Il suo studio, fucina di collezioni da sogno, ma anche il primo minuscolo punto vendita nella natia Nottingham: Paul Smith ricrea il suo mondo all’interno del Design Museum di Londra. Per una mostra che celebra la sua carriera nella moda
Più che un negozio doveva sembrare uno sgabuzzino, microscopico e asfissiante nei suoi miseri nove metri quadrati di superficie. Una stanza, niente di più: completamente ricoperta di abiti e stoffe, immagine di un disordine creativo che è sinonimo di genio e sregolatezza. La ricostruzione di quel primo leggendario punto vendita a Nottingham, lungo Byard Lane, è tra i pezzi forti della mostra che al Design Museum di Londra celebra il mito di Paul Smith.

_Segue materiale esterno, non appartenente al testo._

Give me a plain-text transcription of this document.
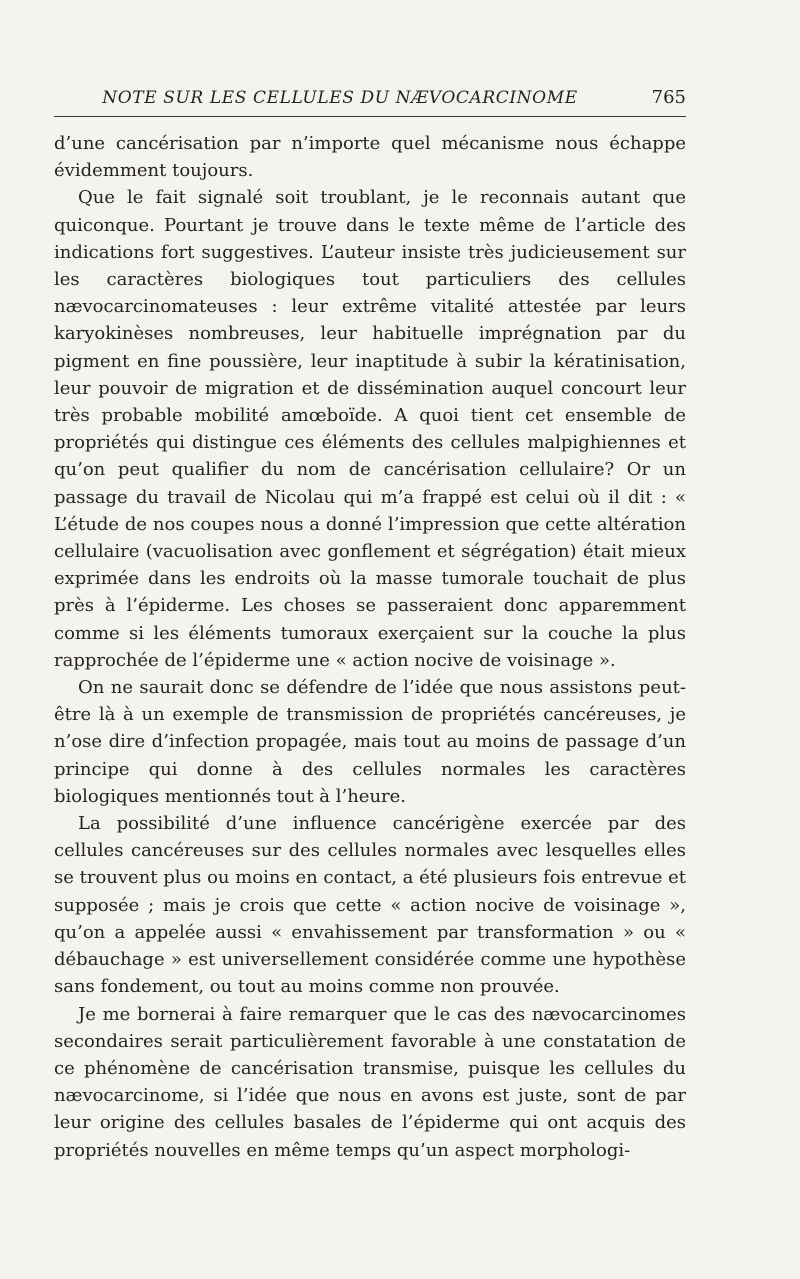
NOTE SUR LES CELLULES DU NÆVOCARCINOME	765

d’une cancérisation par n’importe quel mécanisme nous échappe évidemment toujours.

Que le fait signalé soit troublant, je le reconnais autant que quiconque. Pourtant je trouve dans le texte même de l’article des indications fort suggestives. L’auteur insiste très judicieusement sur les caractères biologiques tout particuliers des cellules nævocarcinomateuses : leur extrême vitalité attestée par leurs karyokinèses nombreuses, leur habituelle imprégnation par du pigment en fine poussière, leur inaptitude à subir la kératinisation, leur pouvoir de migration et de dissémination auquel concourt leur très probable mobilité amœboïde. A quoi tient cet ensemble de propriétés qui distingue ces éléments des cellules malpighiennes et qu’on peut qualifier du nom de cancérisation cellulaire? Or un passage du travail de Nicolau qui m’a frappé est celui où il dit : « L’étude de nos coupes nous a donné l’impression que cette altération cellulaire (vacuolisation avec gonflement et ségrégation) était mieux exprimée dans les endroits où la masse tumorale touchait de plus près à l’épiderme. Les choses se passeraient donc apparemment comme si les éléments tumoraux exerçaient sur la couche la plus rapprochée de l’épiderme une « action nocive de voisinage ».

On ne saurait donc se défendre de l’idée que nous assistons peut-être là à un exemple de transmission de propriétés cancéreuses, je n’ose dire d’infection propagée, mais tout au moins de passage d’un principe qui donne à des cellules normales les caractères biologiques mentionnés tout à l’heure.

La possibilité d’une influence cancérigène exercée par des cellules cancéreuses sur des cellules normales avec lesquelles elles se trouvent plus ou moins en contact, a été plusieurs fois entrevue et supposée ; mais je crois que cette « action nocive de voisinage », qu’on a appelée aussi « envahissement par transformation » ou « débauchage » est universellement considérée comme une hypothèse sans fondement, ou tout au moins comme non prouvée.

Je me bornerai à faire remarquer que le cas des nævocarcinomes secondaires serait particulièrement favorable à une constatation de ce phénomène de cancérisation transmise, puisque les cellules du nævocarcinome, si l’idée que nous en avons est juste, sont de par leur origine des cellules basales de l’épiderme qui ont acquis des propriétés nouvelles en même temps qu’un aspect morphologi-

Più che un semplice stilista un vero e proprio trend-setter, figura che fin dagli Anni Settanta ha saputo stupire e scioccare, appassionare e conquistare il pubblico di tutto il mondo. Le sue collezioni hanno portato eclettismo e originalità nel mondo della moda maschile, fregiandosi all’epoca di testimonial del calibro di George Best. Estroso al punto da giocare con il kitsch, dotato di un senso dell’eleganza giocoso e originalissimo, Smith è tra le più importanti icone del fashion design.
La mostra ripercorre la sua carriera senza intenti didascalici, cercando semmai la felicissima illusione di un’esperienza immersiva. Traduzione più efficace di uno spirito creativo che procede senza soluzione di continuità, in modo famelico e onnivoro. Tutto è d’ispirazione per lo stilista, che espone una fedele ricostruzione del proprio studio: allestendo disegni e bozzetti, ma anche libri antichi, pezzi di design d’autore, oggetti e memorabilia che costituiscono preziose e insostituibili fonti di ispirazione.
Il lato multimediale gioca parte rilevante nella costruzione di un’atmosfera che sa rapire e conquistare. Scorrono le immagini di sfilate e backstage, si alternano racconti e interviste, dialoghi e piccole confessioni: partendo dall’analisi della sua più riconoscibile cifra stilistica. Quell’uso quasi ossessivo delle fantasie a righe che, in un caleidoscopio di colori, diventa fantasioso esorcismo del più ingessato rigore britannico. Consapevole e divertito inno alla creatività.